Inverse scattering for star-shaped nonuniform lossless electrical networks

TL;DR

This paper investigates the use of Frequency Domain Reflectometry to solve inverse scattering problems in star-shaped electrical networks, enabling detection of faults and inhomogeneities with minimal experimental setup.

Contribution

It provides a method to identify the network's geometry and inhomogeneities using high-frequency asymptotics and two boundary measurements, extending inverse scattering theory to star-shaped graphs.

Findings

Identifies the number and lengths of edges in the network.

Establishes unique determination of inhomogeneities from two boundary measurements.

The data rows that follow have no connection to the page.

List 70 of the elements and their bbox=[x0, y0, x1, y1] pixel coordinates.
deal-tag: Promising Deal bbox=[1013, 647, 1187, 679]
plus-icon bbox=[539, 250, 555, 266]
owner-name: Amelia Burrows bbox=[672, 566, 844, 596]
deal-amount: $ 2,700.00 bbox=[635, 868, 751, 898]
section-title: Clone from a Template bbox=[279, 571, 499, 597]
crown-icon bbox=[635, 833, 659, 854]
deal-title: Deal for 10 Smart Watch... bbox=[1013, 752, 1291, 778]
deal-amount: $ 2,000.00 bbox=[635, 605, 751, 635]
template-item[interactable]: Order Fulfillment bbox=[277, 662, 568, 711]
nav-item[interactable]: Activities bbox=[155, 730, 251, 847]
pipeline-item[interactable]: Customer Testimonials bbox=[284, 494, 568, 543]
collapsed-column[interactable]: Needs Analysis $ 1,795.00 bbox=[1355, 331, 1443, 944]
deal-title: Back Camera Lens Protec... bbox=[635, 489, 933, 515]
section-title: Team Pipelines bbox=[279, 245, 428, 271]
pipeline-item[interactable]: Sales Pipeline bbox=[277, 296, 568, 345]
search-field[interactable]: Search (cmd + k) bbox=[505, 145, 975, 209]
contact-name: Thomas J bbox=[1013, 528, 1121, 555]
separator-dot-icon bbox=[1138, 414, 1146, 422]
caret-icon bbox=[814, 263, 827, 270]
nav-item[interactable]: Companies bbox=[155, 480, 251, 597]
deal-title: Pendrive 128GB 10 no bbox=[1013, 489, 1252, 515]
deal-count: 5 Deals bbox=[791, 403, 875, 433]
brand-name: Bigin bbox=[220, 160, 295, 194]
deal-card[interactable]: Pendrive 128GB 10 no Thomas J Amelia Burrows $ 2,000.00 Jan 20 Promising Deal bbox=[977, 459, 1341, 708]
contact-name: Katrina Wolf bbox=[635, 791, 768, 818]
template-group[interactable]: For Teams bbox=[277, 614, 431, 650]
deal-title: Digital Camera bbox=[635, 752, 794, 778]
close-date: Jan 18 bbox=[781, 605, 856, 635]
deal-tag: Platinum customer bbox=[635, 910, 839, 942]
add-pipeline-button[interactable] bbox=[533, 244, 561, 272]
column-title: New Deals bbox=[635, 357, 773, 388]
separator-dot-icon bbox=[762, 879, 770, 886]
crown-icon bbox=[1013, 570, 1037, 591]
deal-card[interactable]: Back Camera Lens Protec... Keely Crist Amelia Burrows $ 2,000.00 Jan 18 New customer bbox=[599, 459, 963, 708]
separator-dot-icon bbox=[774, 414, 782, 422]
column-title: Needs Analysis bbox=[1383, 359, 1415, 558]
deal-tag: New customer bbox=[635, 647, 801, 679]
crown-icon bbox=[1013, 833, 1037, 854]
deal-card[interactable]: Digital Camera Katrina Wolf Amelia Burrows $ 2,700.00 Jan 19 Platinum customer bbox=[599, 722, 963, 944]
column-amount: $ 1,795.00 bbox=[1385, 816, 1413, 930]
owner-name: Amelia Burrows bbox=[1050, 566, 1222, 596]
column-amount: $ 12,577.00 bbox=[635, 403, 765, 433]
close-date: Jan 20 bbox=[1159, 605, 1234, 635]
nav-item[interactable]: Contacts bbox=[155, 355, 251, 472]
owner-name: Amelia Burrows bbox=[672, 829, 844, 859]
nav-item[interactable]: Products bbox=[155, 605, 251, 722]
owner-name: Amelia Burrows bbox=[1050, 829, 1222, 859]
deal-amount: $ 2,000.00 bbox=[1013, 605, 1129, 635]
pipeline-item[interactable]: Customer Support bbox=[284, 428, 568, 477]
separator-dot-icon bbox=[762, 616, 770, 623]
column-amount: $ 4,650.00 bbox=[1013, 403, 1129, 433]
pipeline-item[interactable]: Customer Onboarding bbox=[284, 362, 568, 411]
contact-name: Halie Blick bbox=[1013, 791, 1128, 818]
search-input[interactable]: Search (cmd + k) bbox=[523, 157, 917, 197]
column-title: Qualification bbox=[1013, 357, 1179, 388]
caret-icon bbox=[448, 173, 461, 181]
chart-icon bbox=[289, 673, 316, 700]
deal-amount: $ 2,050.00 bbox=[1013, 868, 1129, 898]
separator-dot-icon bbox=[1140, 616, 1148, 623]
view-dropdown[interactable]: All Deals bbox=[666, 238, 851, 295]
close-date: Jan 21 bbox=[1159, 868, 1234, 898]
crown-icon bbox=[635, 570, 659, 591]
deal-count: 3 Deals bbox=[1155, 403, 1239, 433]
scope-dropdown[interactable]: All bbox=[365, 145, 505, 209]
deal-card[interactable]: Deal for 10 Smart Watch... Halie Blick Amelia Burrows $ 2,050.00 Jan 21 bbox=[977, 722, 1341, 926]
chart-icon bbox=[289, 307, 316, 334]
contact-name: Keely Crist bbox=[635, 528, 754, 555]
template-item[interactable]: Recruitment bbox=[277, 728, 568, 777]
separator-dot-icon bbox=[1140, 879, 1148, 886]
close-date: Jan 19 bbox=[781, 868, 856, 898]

Proves the asymptotic behavior of the reflection coefficient for geometry detection.

Abstract

The Frequency Domain Reflectometry (FDR) is studied as a powerful tool to detect hard or soft faults in star-shaped networks of nonuniform lossless transmission lines. Processing the FDR measurements leads to solve an inverse scattering problem for a Schrodinger operator on a star-shaped graph. Throughout this paper, we restrict ourselves to the case of minimal experimental setup corresponding to only one diagnostic port plug. First, by studying the asymptotic behavior of the reflection coefficient in the high-frequency limit, we prove the identifiability of the geometry of this star-shaped graph: the number of edges and their lengths. The proof being rather constructive, it provides a method to detect the hard faults in the network. Next, we study the potential identification problem by inverse scattering, noting that the potentials represent the inhomogeneities due to the soft faults in the network wirings. Here, the main result states that the measurement of two reflection coefficients, associated to two different sets of boundary conditions at the extremities of the tree, determines uniquely the potentials; it is a generalization of the theorem of the two boundary spectra on an interval.